傅凛好说歹说哄了半晌,终于得她同意,由她口述了方子给傅凛记下,再叫阿娆去北院储药材的那间小屋内照着将药配齐了煎来。
可是,古谚话说“医不自治”,在叶凤歌这里得到了最佳的佐证。
许是在高热的昏昏沉沉中判断力下降,加之对望、闻、切都诸多不便、不准,她按照自己的药方服过一顿药后,又躺到了黄昏时分,结果非但未见好转,反倒愈发迷糊了。
傅凛到底是个被照顾惯了的爷,任他在旁的事上如何一点就透甚至无师自通,这突然有人需他来照顾了,他也不免阵脚大乱。

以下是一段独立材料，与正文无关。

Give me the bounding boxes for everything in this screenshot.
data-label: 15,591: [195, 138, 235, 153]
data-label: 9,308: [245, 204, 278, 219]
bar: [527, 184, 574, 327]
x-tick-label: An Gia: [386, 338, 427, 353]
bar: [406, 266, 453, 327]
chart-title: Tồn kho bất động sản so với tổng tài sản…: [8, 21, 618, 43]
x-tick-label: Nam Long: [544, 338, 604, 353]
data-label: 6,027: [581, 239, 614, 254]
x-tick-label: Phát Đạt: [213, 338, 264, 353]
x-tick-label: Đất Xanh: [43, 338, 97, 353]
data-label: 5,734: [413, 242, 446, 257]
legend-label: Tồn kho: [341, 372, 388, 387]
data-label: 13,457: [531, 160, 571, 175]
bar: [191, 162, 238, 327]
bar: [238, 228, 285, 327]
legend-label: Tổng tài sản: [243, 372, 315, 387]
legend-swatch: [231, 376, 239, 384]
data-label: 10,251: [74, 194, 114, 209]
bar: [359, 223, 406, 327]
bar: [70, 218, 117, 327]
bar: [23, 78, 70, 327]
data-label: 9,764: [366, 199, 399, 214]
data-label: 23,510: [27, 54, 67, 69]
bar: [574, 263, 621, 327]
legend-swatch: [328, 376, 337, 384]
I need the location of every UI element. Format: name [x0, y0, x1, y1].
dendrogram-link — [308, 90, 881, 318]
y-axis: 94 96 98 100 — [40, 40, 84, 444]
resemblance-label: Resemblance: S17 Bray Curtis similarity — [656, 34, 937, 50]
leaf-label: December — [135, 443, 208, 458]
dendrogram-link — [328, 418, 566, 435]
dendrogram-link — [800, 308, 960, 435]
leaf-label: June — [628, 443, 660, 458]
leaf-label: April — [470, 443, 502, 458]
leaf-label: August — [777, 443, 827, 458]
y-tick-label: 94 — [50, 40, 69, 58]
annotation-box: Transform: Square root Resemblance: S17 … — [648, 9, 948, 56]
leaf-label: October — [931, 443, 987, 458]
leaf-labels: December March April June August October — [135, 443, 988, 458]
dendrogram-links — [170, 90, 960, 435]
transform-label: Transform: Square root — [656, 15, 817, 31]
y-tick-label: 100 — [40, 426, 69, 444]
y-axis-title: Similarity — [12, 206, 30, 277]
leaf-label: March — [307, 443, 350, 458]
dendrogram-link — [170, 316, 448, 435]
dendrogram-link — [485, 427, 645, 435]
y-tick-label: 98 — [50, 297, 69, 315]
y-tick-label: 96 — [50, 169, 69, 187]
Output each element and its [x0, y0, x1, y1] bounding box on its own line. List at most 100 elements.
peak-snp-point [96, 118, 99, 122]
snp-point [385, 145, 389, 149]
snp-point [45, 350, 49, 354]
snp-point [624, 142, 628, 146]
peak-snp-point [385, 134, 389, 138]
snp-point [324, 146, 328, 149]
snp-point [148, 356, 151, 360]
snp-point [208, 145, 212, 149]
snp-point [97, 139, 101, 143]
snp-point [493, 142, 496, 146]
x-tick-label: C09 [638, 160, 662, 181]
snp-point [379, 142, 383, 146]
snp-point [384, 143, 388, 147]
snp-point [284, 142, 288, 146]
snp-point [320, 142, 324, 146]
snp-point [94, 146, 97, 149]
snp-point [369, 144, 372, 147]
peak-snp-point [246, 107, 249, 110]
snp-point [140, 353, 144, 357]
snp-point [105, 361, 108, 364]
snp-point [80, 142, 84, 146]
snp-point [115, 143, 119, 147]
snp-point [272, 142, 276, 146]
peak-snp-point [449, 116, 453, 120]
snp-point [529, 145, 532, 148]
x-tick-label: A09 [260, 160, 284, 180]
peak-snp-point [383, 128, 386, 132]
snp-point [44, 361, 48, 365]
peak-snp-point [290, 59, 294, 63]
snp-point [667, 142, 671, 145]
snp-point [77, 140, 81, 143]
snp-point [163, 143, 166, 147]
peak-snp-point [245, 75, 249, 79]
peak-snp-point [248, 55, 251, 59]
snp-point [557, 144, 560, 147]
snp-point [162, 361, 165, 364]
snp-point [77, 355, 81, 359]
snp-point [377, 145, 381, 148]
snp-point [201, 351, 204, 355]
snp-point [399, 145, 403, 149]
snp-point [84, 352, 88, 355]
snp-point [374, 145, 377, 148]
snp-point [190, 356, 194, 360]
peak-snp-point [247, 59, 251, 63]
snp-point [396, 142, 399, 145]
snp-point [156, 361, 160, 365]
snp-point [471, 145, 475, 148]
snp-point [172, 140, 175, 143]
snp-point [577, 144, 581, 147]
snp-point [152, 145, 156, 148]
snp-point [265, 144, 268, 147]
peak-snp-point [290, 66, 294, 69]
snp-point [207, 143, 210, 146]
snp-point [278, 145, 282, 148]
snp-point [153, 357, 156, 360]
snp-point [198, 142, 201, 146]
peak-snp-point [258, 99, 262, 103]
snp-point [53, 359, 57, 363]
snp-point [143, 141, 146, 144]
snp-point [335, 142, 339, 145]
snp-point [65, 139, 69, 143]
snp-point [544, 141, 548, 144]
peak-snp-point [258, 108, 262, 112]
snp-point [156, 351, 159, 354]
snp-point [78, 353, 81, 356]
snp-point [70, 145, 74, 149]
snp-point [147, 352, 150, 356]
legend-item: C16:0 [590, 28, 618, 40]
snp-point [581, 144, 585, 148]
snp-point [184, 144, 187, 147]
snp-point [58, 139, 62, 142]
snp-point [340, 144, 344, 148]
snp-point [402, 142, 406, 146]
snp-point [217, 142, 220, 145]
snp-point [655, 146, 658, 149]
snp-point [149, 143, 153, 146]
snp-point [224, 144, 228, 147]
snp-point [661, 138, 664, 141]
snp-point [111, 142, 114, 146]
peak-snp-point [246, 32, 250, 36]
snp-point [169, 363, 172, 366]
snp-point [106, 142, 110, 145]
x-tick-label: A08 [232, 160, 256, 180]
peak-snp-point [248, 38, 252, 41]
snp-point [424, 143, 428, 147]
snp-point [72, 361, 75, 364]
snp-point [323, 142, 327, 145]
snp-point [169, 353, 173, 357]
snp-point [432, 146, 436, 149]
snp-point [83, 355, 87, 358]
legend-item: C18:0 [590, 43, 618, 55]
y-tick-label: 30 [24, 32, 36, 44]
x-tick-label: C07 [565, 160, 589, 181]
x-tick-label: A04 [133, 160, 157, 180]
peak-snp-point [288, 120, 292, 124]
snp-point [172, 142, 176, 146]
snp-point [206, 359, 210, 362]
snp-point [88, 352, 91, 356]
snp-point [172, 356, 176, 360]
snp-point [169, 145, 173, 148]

瞧着叶凤歌愈发难受,连咳嗽都是小小声声的气音,哼哼唧唧的声音都发不出来了,他心疼得脑子空茫茫,只得出去搬了救兵来。
叶凤歌在北院的人缘本就是极好的,先前知她生病的消息,众人碍于傅凛不让旁人轻易进主屋寝房的规矩,只得忧心忡忡在院中张望打量,交头接耳地担心着。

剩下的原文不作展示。